March 8, 2021

March 8, 2021

I know I say this at the start of every month, but it feels truly remarkable to be at this point in the school year, particularly after the spike in positive cases we experienced at Alcott right before February vacation!  As we approach the one year milestone of when this pandemic forced us all to change our lives dramatically, I need to express my gratitude once again to everyone who has made it possible for us to make it to this point.  The last year has shown what a remarkable community of students, staff and families we have at Alcott!  I know we may all be feeling pandemic fatigue these days, but, personally, I only need to look around at all of your children learning together with their teachers each day to remind me that all of the distancing, restrictions and sacrifices have been worth it.

Spring 2021: As I imagine you are all aware now, late last week, the state board of education voted to approve a mandate to fully reopen schools in early April.  We have already started conversations about how to make this possible without jeopardizing any of the important safety measures that we already have in place.  I want to thank everyone who completed the survey that Dr. Hunter sent out when we first learned of this possibility – your feedback is going to be critical as we make plans for full in person school days!

Professional Day: This is just a reminder that tomorrow, March 8th, is a professional day for teachers, which means there is no school for students.  There is also another professional day scheduled for March 26th.  Although coincidental, the timing of these two days is fortunate as it gives school staff time to prepare for reopening in April.

Asymptomatic Pooled Testing: We completed our second first week of pooled testing last week.  Although we did have one positive pool, all individual PCR tests came back negative, which was wonderful news.  We hope future testing continues to reassure us that there are not asymptomatic positive cases in the school.  If you did not sign your child up for pooled testing, I want to urge you to consider doing so.  One incredibly powerful safety measure that we can implement is widespread testing.  The more students who participate, the more likely we can catch asymptomatic cases quickly and prevent school based transmission.  Particularly as we make plans for a full reopening, it is more important than ever that we screen for asymptomatic positive cases.

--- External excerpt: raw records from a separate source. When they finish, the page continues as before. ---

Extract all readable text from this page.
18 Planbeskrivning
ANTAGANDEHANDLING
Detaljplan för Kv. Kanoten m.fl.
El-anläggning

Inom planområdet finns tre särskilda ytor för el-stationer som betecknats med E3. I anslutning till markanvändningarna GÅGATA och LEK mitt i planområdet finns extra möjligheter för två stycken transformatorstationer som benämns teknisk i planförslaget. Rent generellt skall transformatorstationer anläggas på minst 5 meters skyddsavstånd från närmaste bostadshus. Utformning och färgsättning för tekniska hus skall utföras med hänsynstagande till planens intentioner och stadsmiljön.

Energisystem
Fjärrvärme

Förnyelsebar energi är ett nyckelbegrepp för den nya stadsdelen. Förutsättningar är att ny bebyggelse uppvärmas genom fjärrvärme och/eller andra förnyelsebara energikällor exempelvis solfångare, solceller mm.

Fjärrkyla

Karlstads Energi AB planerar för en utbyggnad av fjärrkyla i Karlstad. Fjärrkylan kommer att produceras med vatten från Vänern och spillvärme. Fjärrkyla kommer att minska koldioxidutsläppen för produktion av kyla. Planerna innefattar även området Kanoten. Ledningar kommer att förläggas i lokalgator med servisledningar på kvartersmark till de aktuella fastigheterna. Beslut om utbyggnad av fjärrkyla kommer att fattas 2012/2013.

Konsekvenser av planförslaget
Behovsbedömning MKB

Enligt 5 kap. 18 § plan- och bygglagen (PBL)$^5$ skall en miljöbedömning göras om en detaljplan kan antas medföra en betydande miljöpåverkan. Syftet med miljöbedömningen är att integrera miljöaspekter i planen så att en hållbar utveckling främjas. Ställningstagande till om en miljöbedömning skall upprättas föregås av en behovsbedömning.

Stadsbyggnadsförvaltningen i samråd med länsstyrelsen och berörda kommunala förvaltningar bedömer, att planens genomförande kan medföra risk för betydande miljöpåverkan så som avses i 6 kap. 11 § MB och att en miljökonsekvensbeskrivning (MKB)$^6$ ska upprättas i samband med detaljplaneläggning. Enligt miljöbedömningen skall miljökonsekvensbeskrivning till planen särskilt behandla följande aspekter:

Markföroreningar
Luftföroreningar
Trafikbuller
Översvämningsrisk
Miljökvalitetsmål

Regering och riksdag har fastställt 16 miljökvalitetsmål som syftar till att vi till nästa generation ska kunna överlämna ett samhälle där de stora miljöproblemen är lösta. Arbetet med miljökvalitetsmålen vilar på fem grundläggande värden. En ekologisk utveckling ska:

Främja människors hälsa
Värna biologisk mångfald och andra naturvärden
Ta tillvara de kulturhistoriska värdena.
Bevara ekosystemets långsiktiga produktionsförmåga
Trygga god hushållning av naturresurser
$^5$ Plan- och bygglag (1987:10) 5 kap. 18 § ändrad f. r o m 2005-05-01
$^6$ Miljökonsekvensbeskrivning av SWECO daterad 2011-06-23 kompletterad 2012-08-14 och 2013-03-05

Drop Off Time: This is just a reminder that students are expected to be in their classroom by 9am.  Please make sure that you are arriving at school with enough time to get to the front of the drop off line and for your child to get into the building on time.  In response to questions about why we don’t direct cars into the bus loop every morning after buses have departed, it is because it is just safer to use the smaller loop for car drop off.  We do direct traffic into the main bus loop on mornings when the line is particularly long.  However, it is much harder to control the flow of traffic, ensure cars are driving slowly, prevent unsafe passing, and safely help individuals use the main crosswalk when the larger loop is in use.  If your arrival time has been slowly creeping later and later in recent weeks, it would be great if you could adjust so that you are arriving with enough time for your child to get to their class by 9am.

Star Reading Assessment: Please see the following note about the Star Reading Assessment, given three times a year to measure student progress in reading and math.

Dear Parents/Guardians,

During the 2020-2021 school year, your child participates in the Star Early Literacy or Reading assessment.  To monitor progress, students will be tested three times during the year (fall, winter, spring).  Students are assessed in areas of alphabetic principle, phonological awareness, phonics, fluency, vocabulary, and comprehension with this 15 minute computerized test.

The STAR assessment is used to screen students for dyslexia. “Dyslexia is a specific learning disability that is neurobiological in origin. It is characterized by difficulties with accurate and/or fluent word recognition and by poor spelling and decoding abilities. Students at risk for reading difficulties are followed by additional testing or short-term progress monitoring.  Further assessment may be appropriate for students who do not make adequate progress.  Upon identification, parents will be informed and students at risk will receive evidence-based, code-based, core instruction or intervention, in addition to regular classroom instruction.

Our school is committed to identifying and addressing the needs of each individual child.  I encourage you to reach out with any questions you may have about your child’s Star Early Literacy score report or concerns about your child’s development.